Knowing your spatula from your fibula has always been a matter of immense pride here on Kirrin Island. So it's no wonder best TV show since freshly baked scones, The Great British Cake Mouth, has got the Islanders whisking and kneading like floury zealots, but are some of them a few currants short of a fruitcake?
DAVID CAMERA-ON:
Right Nick, ...the economic crisis, any ideas? we need to come up with something soon or we're brown bread.
DICK LEGG:
No, no, brown bread was last week David, do keep up, it's Queen of Puddings this week...now, separate three eggs....
F/XEggs cracking / Sloshing / plopping
LEGG:
Uh, this is a bit messy...
CAMERA-ON:
You could try sucking them.
LEGG:
I could, but my grandmother never taught me.
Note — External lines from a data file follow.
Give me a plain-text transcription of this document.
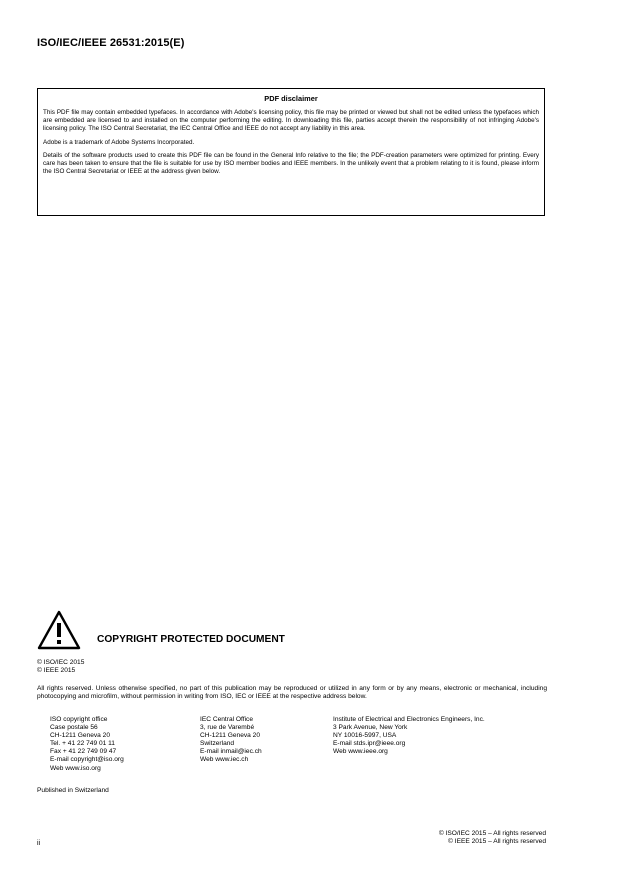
ISO/IEC/IEEE 26531:2015(E)
PDF disclaimer

This PDF file may contain embedded typefaces. In accordance with Adobe's licensing policy, this file may be printed or viewed but shall not be edited unless the typefaces which are embedded are licensed to and installed on the computer performing the editing. In downloading this file, parties accept therein the responsibility of not infringing Adobe's licensing policy. The ISO Central Secretariat, the IEC Central Office and IEEE do not accept any liability in this area.

Adobe is a trademark of Adobe Systems Incorporated.

Details of the software products used to create this PDF file can be found in the General Info relative to the file; the PDF-creation parameters were optimized for printing. Every care has been taken to ensure that the file is suitable for use by ISO member bodies and IEEE members. In the unlikely event that a problem relating to it is found, please inform the ISO Central Secretariat or IEEE at the address given below.

COPYRIGHT PROTECTED DOCUMENT
© ISO/IEC 2015
© IEEE 2015
All rights reserved. Unless otherwise specified, no part of this publication may be reproduced or utilized in any form or by any means, electronic or mechanical, including photocopying and microfilm, without permission in writing from ISO, IEC or IEEE at the respective address below.
ISO copyright office
Case postale 56
CH-1211 Geneva 20
Tel. + 41 22 749 01 11
Fax + 41 22 749 09 47
E-mail copyright@iso.org
Web www.iso.org
IEC Central Office
3, rue de Varembé
CH-1211 Geneva 20
Switzerland
E-mail inmail@iec.ch
Web www.iec.ch
Institute of Electrical and Electronics Engineers, Inc.
3 Park Avenue, New York
NY 10016-5997, USA
E-mail stds.ipr@ieee.org
Web www.ieee.org
Published in Switzerland
© ISO/IEC 2015 – All rights reserved
© IEEE 2015 – All rights reserved
ii
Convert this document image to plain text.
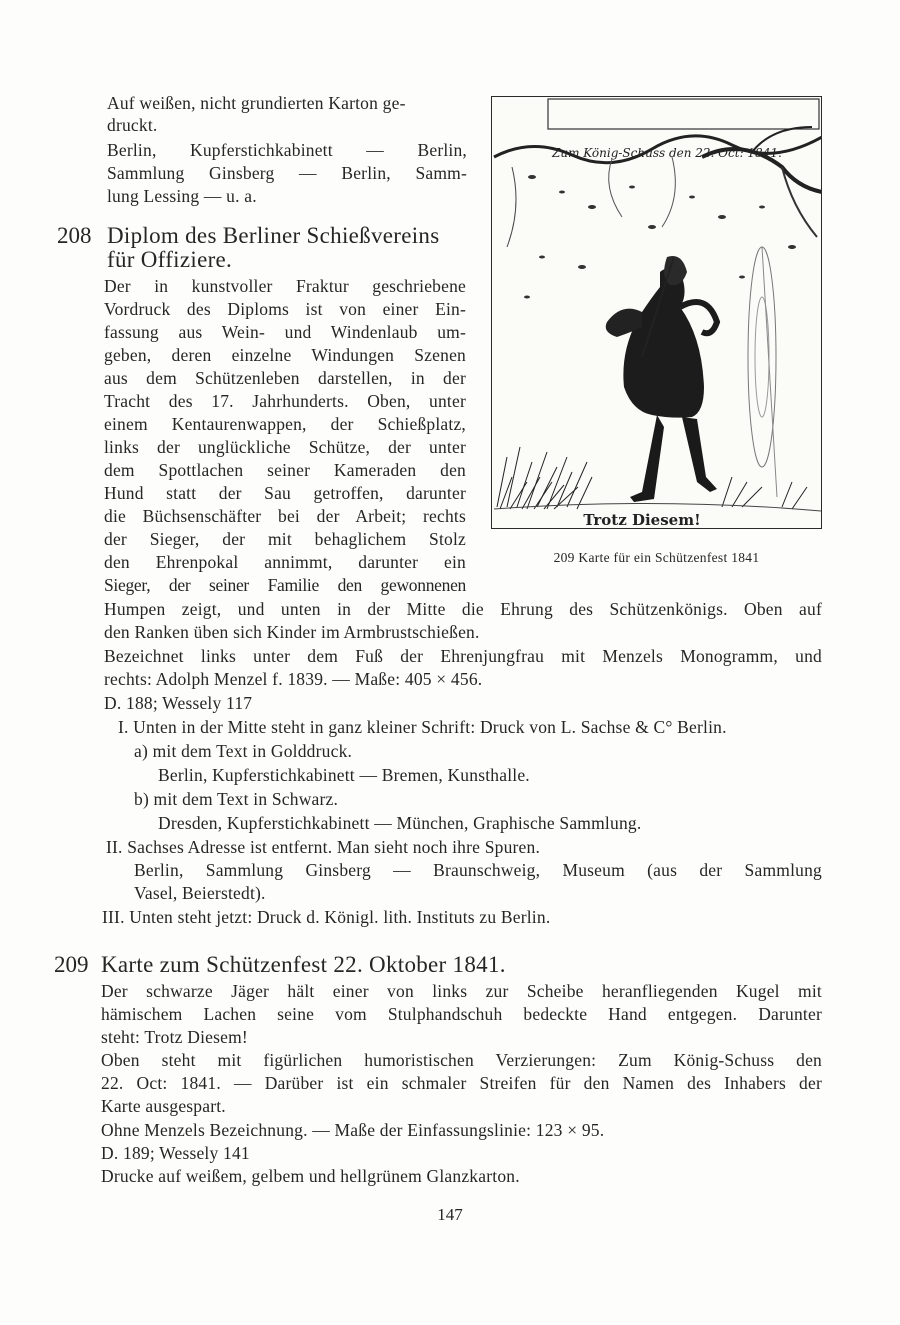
Auf weißen, nicht grundierten Karton ge-
druckt.
Berlin, Kupferstichkabinett — Berlin,
Sammlung Ginsberg — Berlin, Samm-
lung Lessing — u. a.
208 Diplom des Berliner Schießvereins
für Offiziere.
Der in kunstvoller Fraktur geschriebene
Vordruck des Diploms ist von einer Ein-
fassung aus Wein- und Windenlaub um-
geben, deren einzelne Windungen Szenen
aus dem Schützenleben darstellen, in der
Tracht des 17. Jahrhunderts. Oben, unter
einem Kentaurenwappen, der Schießplatz,
links der unglückliche Schütze, der unter
dem Spottlachen seiner Kameraden den
Hund statt der Sau getroffen, darunter
die Büchsenschäfter bei der Arbeit; rechts
der Sieger, der mit behaglichem Stolz
den Ehrenpokal annimmt, darunter ein
Sieger, der seiner Familie den gewonnenen
Humpen zeigt, und unten in der Mitte die Ehrung des Schützenkönigs. Oben auf
den Ranken üben sich Kinder im Armbrustschießen.
Bezeichnet links unter dem Fuß der Ehrenjungfrau mit Menzels Monogramm, und
rechts: Adolph Menzel f. 1839. — Maße: 405 × 456.
D. 188; Wessely 117
I. Unten in der Mitte steht in ganz kleiner Schrift: Druck von L. Sachse & C° Berlin.
a) mit dem Text in Golddruck.
Berlin, Kupferstichkabinett — Bremen, Kunsthalle.
b) mit dem Text in Schwarz.
Dresden, Kupferstichkabinett — München, Graphische Sammlung.
II. Sachses Adresse ist entfernt. Man sieht noch ihre Spuren.
Berlin, Sammlung Ginsberg — Braunschweig, Museum (aus der Sammlung
Vasel, Beierstedt).
III. Unten steht jetzt: Druck d. Königl. lith. Instituts zu Berlin.
Zum König-Schuss den 22. Oct: 1841.
Trotz Diesem!
209 Karte für ein Schützenfest 1841
209 Karte zum Schützenfest 22. Oktober 1841.
Der schwarze Jäger hält einer von links zur Scheibe heranfliegenden Kugel mit
hämischem Lachen seine vom Stulphandschuh bedeckte Hand entgegen. Darunter
steht: Trotz Diesem!
Oben steht mit figürlichen humoristischen Verzierungen: Zum König-Schuss den
22. Oct: 1841. — Darüber ist ein schmaler Streifen für den Namen des Inhabers der
Karte ausgespart.
Ohne Menzels Bezeichnung. — Maße der Einfassungslinie: 123 × 95.
D. 189; Wessely 141
Drucke auf weißem, gelbem und hellgrünem Glanzkarton.
147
Now, what's next, ah, 250grams of golden caster...
CAMERA-ON:
This baking obsession has gone way too far Dick; the people of Britain are relying on us.....
LEGG:
And Sherry Berry is relying on me to get my meringue to a stiff peak...do these eggs smell off to you?
CAMERA-ON:
But hundreds upon thousands of people in this county are counting....
LEGG:
Hey pesto! hundreds and thousands on top, that'll get me extra points on the technical challenge, oh and I might add a few of those little rock hard silver balls...might cost me though if any of the judges loses a tooth....maybe some chocolate sprinkles instead...
CAMERA-ON:
I suppose next thing we know, you'll be inviting your new friends Smell and Poo to sort out the Euro zone crisis.
LEGG:
Don't be so ridiculous....it's strudel next week, and there's no way the ladies would miss that. Those yummy bits of stray flaky pastry, all golden and crumbling....
CAMERA-ON:
So what are you saying Dick? You just expect me to shove all this economy stuff on the back burner 'til after the Great British Cake Mouth finale?
LEGG:
Certainly not...the heat would absorb all the moisture and we'd be left an inedible pile of economic goo...no, just cover it with clingfilm and stick it in the chiller for a couple of weeks.
F/XSOUND OF OVEN OPENING AND CLOSING
LEGG:Now, do you think this meringue could do with a blow torch?